The learned numerical parameters of a neural network that encode the model's knowledge and capabilities, stored as large multi-dimensional arrays of floating-point numbers.

Model weights are the numerical parameters that define a trained neural network's behavior. During training, these weights are iteratively adjusted through backpropagation to minimize a loss function, effectively encoding the patterns and knowledge extracted from the training data. Once training is complete, the weights are frozen and used as-is during inference to produce predictions from new inputs.

The size of model weights varies enormously across architectures. A small image classification model might have a few million parameters occupying megabytes of storage, while a large language model like LLaMA 70B has 70 billion parameters requiring 140 GB of storage in FP16 precision. The trend toward larger models has made weight management a critical infrastructure challenge, as these files must be stored, transferred, and loaded into GPU memory efficiently.

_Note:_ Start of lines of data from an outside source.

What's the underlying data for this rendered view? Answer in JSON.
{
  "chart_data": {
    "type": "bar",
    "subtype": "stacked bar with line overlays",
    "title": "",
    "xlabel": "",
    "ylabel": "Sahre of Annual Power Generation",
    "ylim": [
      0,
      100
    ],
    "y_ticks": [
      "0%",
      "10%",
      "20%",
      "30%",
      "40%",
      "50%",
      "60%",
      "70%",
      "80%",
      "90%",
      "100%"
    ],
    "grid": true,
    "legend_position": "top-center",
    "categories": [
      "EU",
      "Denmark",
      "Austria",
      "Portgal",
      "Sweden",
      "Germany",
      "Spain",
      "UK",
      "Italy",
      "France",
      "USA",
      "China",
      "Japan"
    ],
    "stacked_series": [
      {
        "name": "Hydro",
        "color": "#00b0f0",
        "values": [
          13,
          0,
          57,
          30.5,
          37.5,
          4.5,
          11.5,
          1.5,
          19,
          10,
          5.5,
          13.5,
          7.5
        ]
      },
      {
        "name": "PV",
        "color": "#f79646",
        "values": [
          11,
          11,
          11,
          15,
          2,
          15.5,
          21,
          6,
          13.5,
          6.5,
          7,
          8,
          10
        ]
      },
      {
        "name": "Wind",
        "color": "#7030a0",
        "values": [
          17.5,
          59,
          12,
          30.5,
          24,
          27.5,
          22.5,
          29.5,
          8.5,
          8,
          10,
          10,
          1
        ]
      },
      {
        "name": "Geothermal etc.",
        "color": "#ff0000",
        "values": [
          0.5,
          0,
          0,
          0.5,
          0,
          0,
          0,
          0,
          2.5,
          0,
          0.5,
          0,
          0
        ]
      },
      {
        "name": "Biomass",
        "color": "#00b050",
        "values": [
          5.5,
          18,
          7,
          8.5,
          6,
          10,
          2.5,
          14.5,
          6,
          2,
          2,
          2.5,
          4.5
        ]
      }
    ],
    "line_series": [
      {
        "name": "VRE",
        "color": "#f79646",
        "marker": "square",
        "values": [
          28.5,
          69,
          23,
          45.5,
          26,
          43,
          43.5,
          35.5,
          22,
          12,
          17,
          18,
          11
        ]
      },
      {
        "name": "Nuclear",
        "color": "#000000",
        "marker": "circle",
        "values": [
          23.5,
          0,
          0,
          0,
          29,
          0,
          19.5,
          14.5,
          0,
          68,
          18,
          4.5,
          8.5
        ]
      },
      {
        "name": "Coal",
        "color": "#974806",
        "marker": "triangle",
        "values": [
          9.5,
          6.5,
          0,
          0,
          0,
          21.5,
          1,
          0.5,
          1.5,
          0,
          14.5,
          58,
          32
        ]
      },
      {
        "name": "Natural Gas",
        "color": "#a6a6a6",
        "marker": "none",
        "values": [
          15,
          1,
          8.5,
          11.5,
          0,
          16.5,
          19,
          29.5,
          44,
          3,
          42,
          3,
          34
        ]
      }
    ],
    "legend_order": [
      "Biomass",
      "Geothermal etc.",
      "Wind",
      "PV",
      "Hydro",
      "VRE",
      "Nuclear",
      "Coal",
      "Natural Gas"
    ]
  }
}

Model weights are typically stored in standardized formats such as PyTorch's .pt files, SafeTensors (a safe, efficient format that prevents code execution during loading), GGUF (optimized for quantized models), or ONNX (for cross-framework compatibility). The choice of format affects loading speed, safety, and compatibility with serving frameworks. SafeTensors has become the preferred format for production deployments due to its memory-mapping capability and resistance to arbitrary code execution vulnerabilities.

Loading model weights into GPU memory is often the largest component of cold start latency on serverless GPU platforms. A 70B parameter model in FP16 requires transferring 140 GB from storage to GPU memory, which can take tens of seconds even with high-speed storage and PCIe connections. Optimization strategies include weight pre-staging on local NVMe storage, memory-mapped loading that starts serving before all weights are transferred, model parallelism that distributes weights across multiple GPUs, and quantization that reduces the total data to transfer.

Understanding model weight characteristics is essential for infrastructure planning. The total weight size determines minimum GPU memory requirements and affects storage costs. The precision format affects both memory usage and inference performance. The number of distinct models being served affects total storage and caching requirements. Serverless GPU platforms handle weight distribution and caching as part of the platform infrastructure, pre-staging popular models across their fleet for faster cold starts.